Motivation, Efficiency, and Corruption

Ben Stein raises some good points about the "excesses" displayed by leaders of various companies in America:
We all want efficiency and frugality. But banning highly productive means of travel such as private planes is simply misguided. We all want people to work. But keeping them from having face time at large gatherings with their colleagues -- in essence, keeping them from being well-informed -- is a step away from productivity. And kicking the towns that accommodate these meetings is just plain cruel.

I hadn't thought about it from that angle where the automakers were concerned, but making Wells Fargo cancel its Vegas retreat for its top loan officers struck me as heavy-handed--and clueless about how business works.
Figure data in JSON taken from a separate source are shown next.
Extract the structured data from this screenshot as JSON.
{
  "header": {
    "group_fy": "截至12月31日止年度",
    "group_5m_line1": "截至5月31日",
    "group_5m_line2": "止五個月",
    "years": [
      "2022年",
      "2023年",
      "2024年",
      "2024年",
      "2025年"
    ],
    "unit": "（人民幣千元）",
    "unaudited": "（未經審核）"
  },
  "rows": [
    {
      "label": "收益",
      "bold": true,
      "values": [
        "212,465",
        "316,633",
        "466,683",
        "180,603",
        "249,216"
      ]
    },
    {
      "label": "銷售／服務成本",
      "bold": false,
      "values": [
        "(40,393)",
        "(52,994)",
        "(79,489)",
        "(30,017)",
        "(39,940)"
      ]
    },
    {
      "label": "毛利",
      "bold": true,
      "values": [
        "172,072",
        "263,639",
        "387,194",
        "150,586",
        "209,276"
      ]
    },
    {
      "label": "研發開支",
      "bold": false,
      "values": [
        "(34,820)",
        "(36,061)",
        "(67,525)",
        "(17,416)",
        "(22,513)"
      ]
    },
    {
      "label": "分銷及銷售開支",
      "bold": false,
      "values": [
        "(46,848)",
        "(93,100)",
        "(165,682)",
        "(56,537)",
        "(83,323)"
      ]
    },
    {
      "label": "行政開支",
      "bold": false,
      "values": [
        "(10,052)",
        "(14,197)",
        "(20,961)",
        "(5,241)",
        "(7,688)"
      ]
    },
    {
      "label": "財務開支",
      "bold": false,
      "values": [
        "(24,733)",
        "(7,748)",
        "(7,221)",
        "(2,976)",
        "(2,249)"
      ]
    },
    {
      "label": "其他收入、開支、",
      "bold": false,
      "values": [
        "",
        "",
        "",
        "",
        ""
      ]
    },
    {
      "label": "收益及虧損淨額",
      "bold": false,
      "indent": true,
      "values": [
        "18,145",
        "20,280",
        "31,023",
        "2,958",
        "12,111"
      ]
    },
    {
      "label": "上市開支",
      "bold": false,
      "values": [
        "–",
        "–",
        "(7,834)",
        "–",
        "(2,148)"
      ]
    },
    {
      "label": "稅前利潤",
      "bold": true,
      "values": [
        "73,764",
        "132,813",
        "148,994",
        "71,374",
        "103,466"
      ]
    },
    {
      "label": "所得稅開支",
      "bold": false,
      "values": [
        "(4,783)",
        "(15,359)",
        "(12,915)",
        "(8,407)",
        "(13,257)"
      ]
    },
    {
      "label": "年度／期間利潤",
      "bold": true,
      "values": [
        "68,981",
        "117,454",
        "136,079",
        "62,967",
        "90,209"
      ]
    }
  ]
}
Did anyone stop to consider how much money those being rewarded made for the company in proportion to how much was being spent on rewarding them?

While I'm sure that level of productivity has its own rewards, I'll bet the yearly Vegas trip was at least part of the movitation for a lot of them. Take that away, and chances are they're not going to work as hard next year. How does that help the bank? How does that help its investors? How does that help its depositors?

I'm willing to bet that the amount of money they would have spent on the retreat is less than 10% of the value of the loans these people wrote. And yet if they're 5% less motivated to perform next year? In a year when people are less motivated to take out loans? It could spell the difference between survival and bankruptcy.

Let's not forget that these people are the TOP money-makers. Not only do these people make money for the company, their example (and the subsequent rewards) also serve as a motivation for the other loan writers who didn't make the cut this year--but could next year if properly motivated. Cutting the rewards for the top loan-writers doesn't just demotivate them, but the entire company.

I'm against wasting taxpayer money as much as anyone. But micromanagement of bailed-out companies--by some of the most notoriously bad money-handlers in history--is not the way to economic recovery.

Such political witch-hunts are counterproductive. It also keeps attention away from the real perpetrators of this mess: the government. Every time we start figuring out who the real enemy is they simply point at Wall Street and yell "There's your enemy! Not me! They're wasting millions of dollars!"

And then they sit down to add billions more pork into the Stimulus Bill to help stimulate their next campaigns. And take retreats to Virginia and the Caribbean.